OTIS is providing the students with a real-world opportunity to practice data collection skills.
"We take the trays back here," said Brewer. "Every 13th tray. then here we scrape off all the fruit and vegetable waste and then we throw away the rest and then we count the trays so we know on average how much is wasted."
The students also learn the importance of a survey when conducting research.
"Can you just circle your three favorite fruits and your three favorite vegetables," said Brewer.
"We're hoping to determine what are the favorite and the least favorite fruits and vegetables so we know what to serve at lunch," said Maria Bertrand, Onalaska High School senior. "And whether serving favorite fruits and vegetables creates less waste."
Once the students complete their research, they can analyze their data to see if they have conclusive results.
"The ideal outcome would be an idea that they could carry to the school board and report on their findings and have a written paper," said Riley. "Ultimately, I call this a mini dissertation experience."

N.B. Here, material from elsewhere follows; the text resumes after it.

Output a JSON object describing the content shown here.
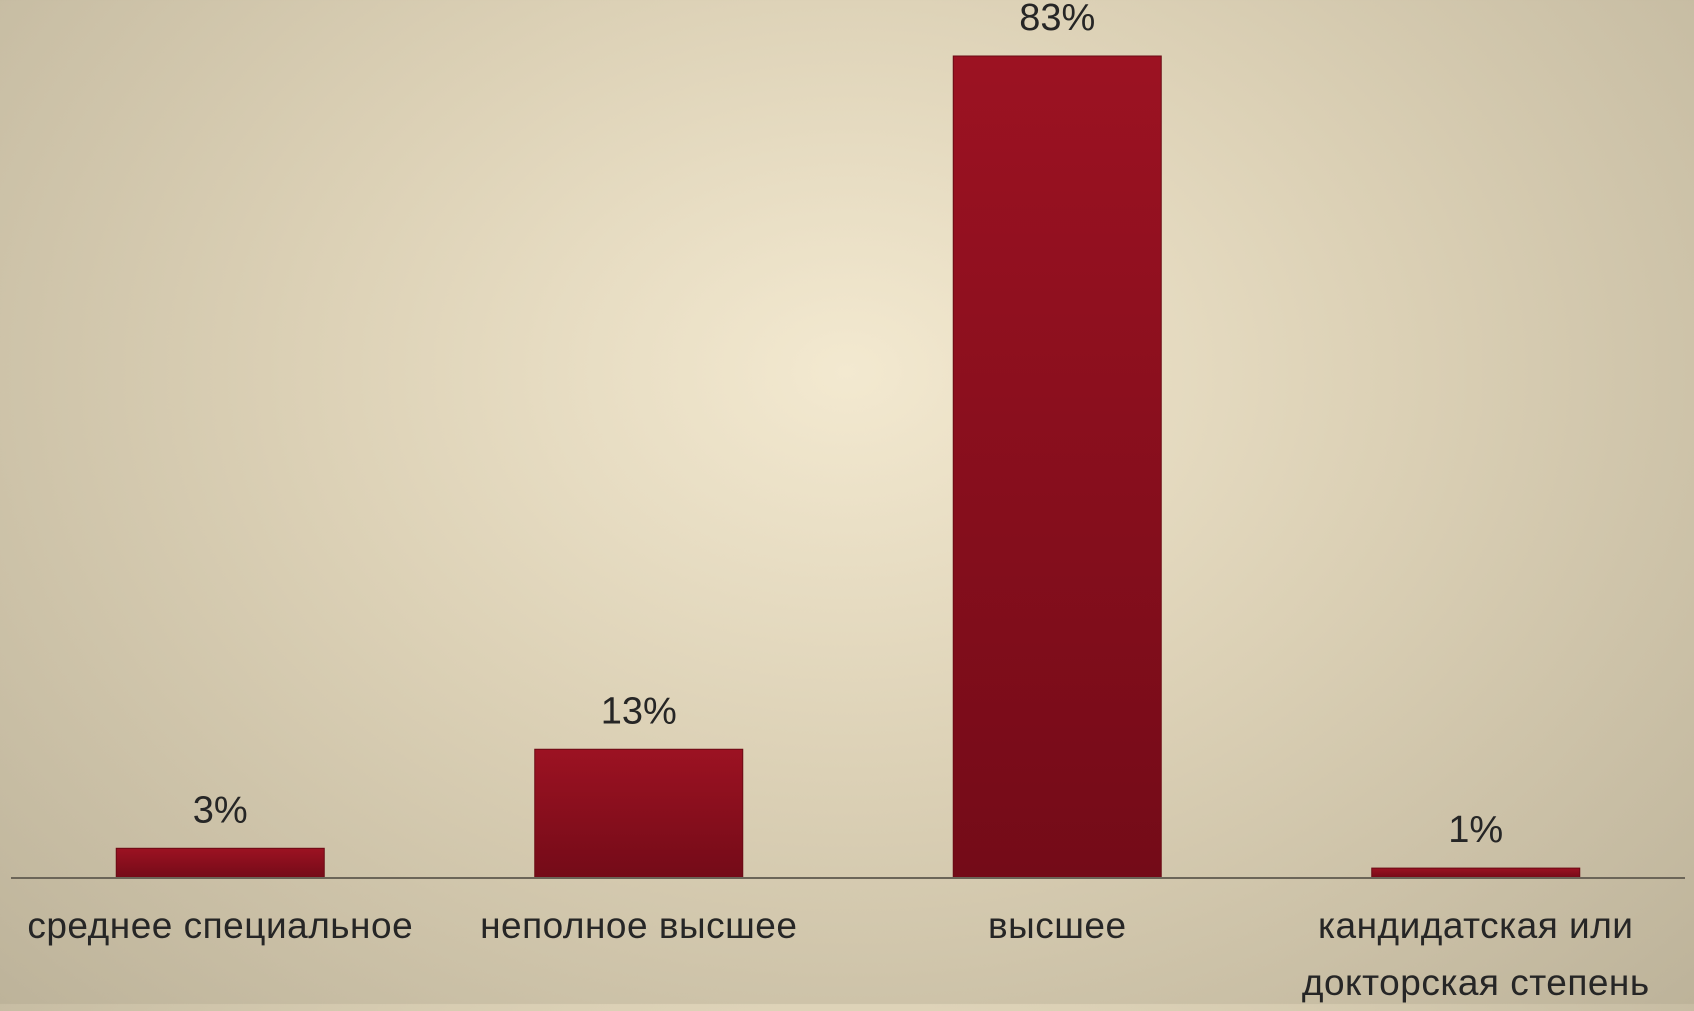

And it's giving students a unique opportunity to take something that is nutritious for their bodies and make it nutritious for their minds.
"When you get the book examples, there are numbers that just happen to work out perfectly, but like for this experiment you're seeing this is real life," said Brewer. "You're going to have things that are going to throw you off. Your answers aren't going to come out perfect. And it's just learning to deal with those situations."
"The real life experience... there's just nothing like it," said Riley.